Perante isto, diz o ponto de facto provado 4, referindo-se ao arguido: “Apropriou-se do veículo fazendo-o coisa sua”.
Essa era a fórmula que já constava da acusação, onde se dizia que “o arguido não procedeu até à data designada à entrega do veículo” e que “ao invés de proceder à entrega do veículo como lhe competia, o arguido apropriou-se do mesmo, fazendo-o coisa sua.”
Quer isto dizer que a acusação e a sentença recorrida pretendem integrar o elemento apropriação do tipo objectivo de crime com recurso à mera utilização da palavra apropriar contida na lei, já que o único facto objectivo que descrevem para integração do dito elemento típico é o do arguido não ter procedido à entrega/devolução do veículo dentro do prazo contratado.

Ora, do mero facto de o arguido utilizar o veículo para além do período acordado não se pode concluir, sem mais, que usou e fruiu do mesmo comportando-se “uti dominus”. A sentença o que deu como provado é que o arguido, que recebera o veículo automóvel em causa por título não translativo da propriedade, o não entregou na data aprazada e, desse facto, na linha do que já acontecia com a acusação, inferiu, mas de forma incorrecta e meramente conclusiva, que o arguido se apropriou e fez seu o veículo automóvel, como se da simples não entrega se retirasse, sem mais, a disposição de consumar o crime, apropriando-se o agente da coisa.

Acusação e sentença recorrem, pois, a uma fórmula conclusiva, faltando a indicação de factos objectivos e concludentes demonstrativos da inversão do título de posse, em ordem a integrar a apropriação.

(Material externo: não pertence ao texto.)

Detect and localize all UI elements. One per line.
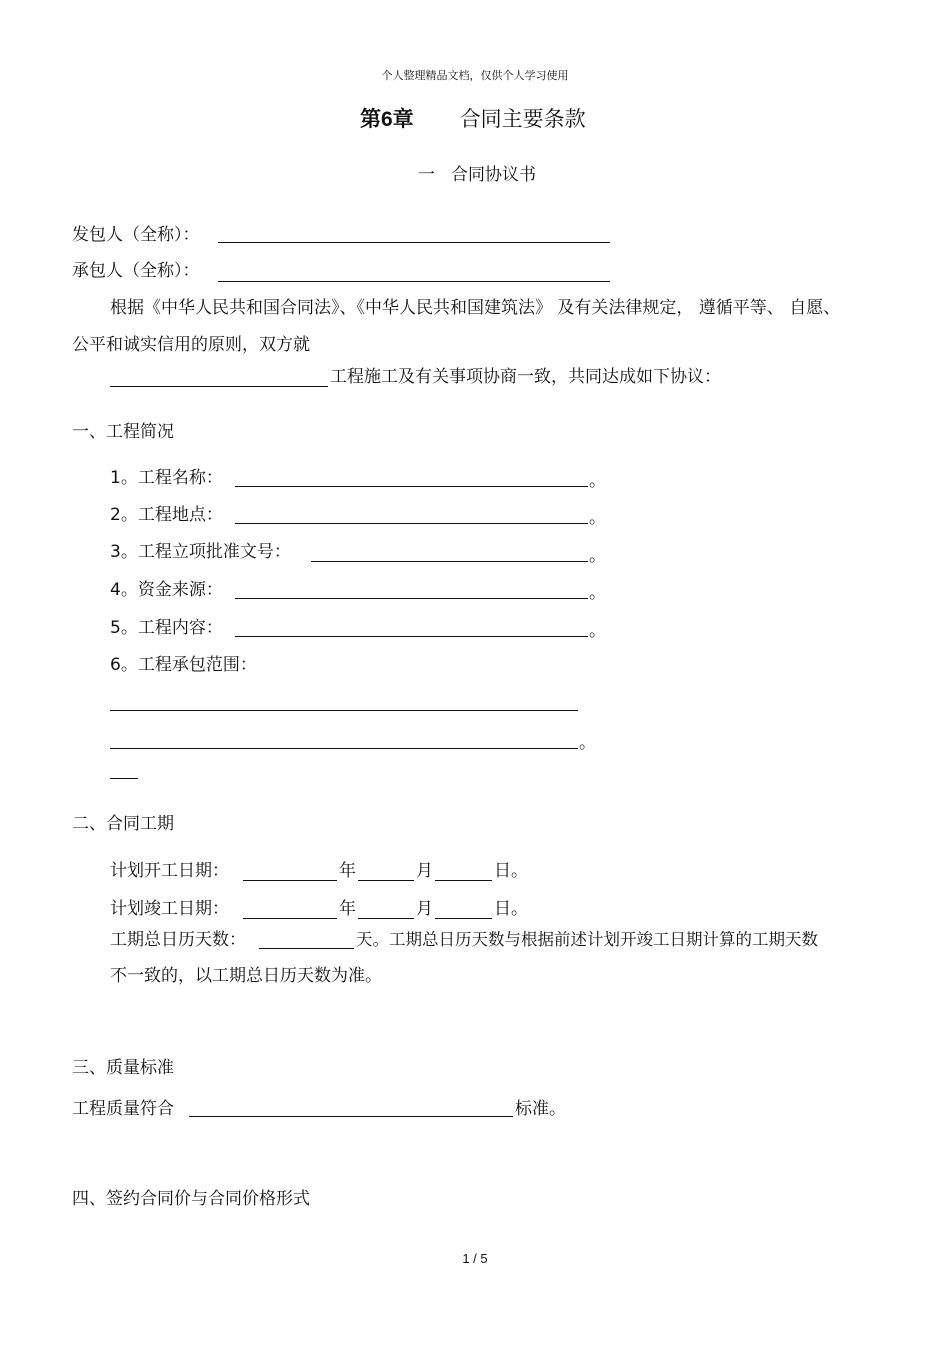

O Ministério Público, na resposta ao recurso, ensaia uma forma de resolver a questão: o aditamento de novos factos provados através do recurso à prova gravada.

Temos como evidente que tal pretensão é desprovida de qualquer fundamento: o momento da resposta a um recurso não habilita o sujeito processual afectado pela interposição a suscitar, na sua resposta, a impugnação da decisão de facto com base na reapreciação da prova gravada, com a finalidade de serem aditados novos factos à factualidade provada e assim suprir as deficiências da acusação.

Não se podendo concluir que o arguido se apropriou do veículo em causa, em função dos termos conclusivos em que se mostra formulada a sentença recorrida e que já caracterizavam a acusação, falta a demonstração de um dos elementos típicos do crime imputado, pelo que o arguido tem, por isso, de ser absolvido da acusação.
***

III–Dispositivo
Em face do exposto, acordam os Juízes da Secção Criminal desta Relação em conceder provimento ao recurso interposto por E., revogando a sentença recorrida e absolvendo o arguido/recorrente da acusação contra si deduzida nos autos.

Sem tributação.



Lisboa, 20 de Março de 2018

                   

(Jorge Gonçalves) – (o presente acórdão, integrado por dez páginas com os versos em branco, foi elaborado e integralmente revisto pelo relator, seu primeiro signatário – artigo 94.º, n.º2, do C.P.P.)